A Better Solution: Use Two Separate Robots

If each list item has a link, which is usually the case, you can avoid all these issues by taking a different 2-step approach:

Step 1: Extract links to all list items using Robot A

First, you can collect a list of links to all detail pages. You just need to build a Robot like "Extract product links from walmart.com" (let's call it Robot A) that extracts all product links. Then you can download the list of links as a CSV on your Browse AI dashboard.

Step 2: Extract item details from all links in step 1 using Robot B

Build a data extraction Robot like "Extract a single product's details on walmart.com" on an item's details page (we'll call it Robot B).

If some item details are optional and do not always exist, we recommend recording the task on an item's page that contains all the possible information you need to extract.

Then go to Robot B's Run Task tab on your dashboard and click on Bulk Run.

Upload the Links CSV from step 1. Map Robot B's variable columns to the columns imported from the CSV.

Review the imported links and make sure each row contains a different link.

Then scroll down and make sure you have synced this Robot with a Google Sheet so that all its extracted data can easily be retrieved from the Google Sheet.

Once you're ready, press the Run Task button.

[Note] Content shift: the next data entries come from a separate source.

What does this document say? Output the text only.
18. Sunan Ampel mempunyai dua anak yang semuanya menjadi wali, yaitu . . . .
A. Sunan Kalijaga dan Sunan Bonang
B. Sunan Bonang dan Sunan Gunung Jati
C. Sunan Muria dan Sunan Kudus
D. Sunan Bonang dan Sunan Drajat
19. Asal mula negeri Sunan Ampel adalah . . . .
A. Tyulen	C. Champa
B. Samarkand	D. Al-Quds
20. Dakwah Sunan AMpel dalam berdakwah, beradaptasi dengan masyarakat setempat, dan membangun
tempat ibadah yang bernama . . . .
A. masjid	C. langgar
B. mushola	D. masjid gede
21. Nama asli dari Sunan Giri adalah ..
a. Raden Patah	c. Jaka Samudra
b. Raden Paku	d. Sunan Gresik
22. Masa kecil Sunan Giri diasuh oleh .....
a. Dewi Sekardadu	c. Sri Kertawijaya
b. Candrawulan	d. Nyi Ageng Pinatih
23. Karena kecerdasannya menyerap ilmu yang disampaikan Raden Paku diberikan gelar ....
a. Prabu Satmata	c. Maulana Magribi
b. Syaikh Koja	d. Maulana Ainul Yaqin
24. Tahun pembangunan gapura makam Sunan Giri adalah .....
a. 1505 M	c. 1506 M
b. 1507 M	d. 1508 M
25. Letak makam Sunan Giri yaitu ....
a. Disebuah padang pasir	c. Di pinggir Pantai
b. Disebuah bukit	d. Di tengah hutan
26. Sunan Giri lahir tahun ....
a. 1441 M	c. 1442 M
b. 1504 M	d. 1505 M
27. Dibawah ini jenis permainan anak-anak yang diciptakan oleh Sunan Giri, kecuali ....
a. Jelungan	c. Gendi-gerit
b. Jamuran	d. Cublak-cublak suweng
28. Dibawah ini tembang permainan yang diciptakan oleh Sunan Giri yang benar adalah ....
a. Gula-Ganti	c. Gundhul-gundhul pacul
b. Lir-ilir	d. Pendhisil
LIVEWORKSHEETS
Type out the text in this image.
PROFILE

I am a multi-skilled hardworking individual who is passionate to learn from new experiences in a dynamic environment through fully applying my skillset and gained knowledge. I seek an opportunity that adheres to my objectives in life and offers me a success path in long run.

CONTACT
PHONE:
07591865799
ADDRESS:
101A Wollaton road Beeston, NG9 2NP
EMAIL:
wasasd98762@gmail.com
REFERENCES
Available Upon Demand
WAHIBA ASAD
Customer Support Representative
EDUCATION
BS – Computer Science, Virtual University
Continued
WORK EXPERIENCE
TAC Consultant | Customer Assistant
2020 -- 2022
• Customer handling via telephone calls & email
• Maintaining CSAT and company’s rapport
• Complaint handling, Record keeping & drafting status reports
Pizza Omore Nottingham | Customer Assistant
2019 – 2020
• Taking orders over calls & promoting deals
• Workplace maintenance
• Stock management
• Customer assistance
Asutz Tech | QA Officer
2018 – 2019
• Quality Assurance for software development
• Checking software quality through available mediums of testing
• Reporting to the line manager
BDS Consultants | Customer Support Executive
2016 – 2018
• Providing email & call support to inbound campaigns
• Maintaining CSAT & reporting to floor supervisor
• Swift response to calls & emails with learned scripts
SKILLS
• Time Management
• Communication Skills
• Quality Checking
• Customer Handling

Once you do this, Robot B is run for every detail page link you extracted with Robot A, and you can see the results gradually added to the Google Sheetng on how many links you provided.

See this video on how to Bulk running tasks


Bulk Running Tasks FAQ

Why does the bulk run take so long?

By default, each Robot you build has a concurrency limit of 10 active task executions at any given time. That means if you bulk run a task 20 times, the first 10 times start immediately, but the 11th one will begin after one of the previous tasks is finished. This way, we avoid putting too much pressure on the task's origin website.

If you believe this concurrency limit is unnecessary for your task, please send us your use case and the desired concurrency limit.

How many credits does a bulk run take?

It depends on how many rows there are in the bulk run. For example, if there are 90 rows, the bulk run will take 90 credits from your monthly quota.

If any task executions fail, they will not count towards your quota.

Can I bulk run a task using a single API call?

Not yet! But it is something we are actively working on adding to the API.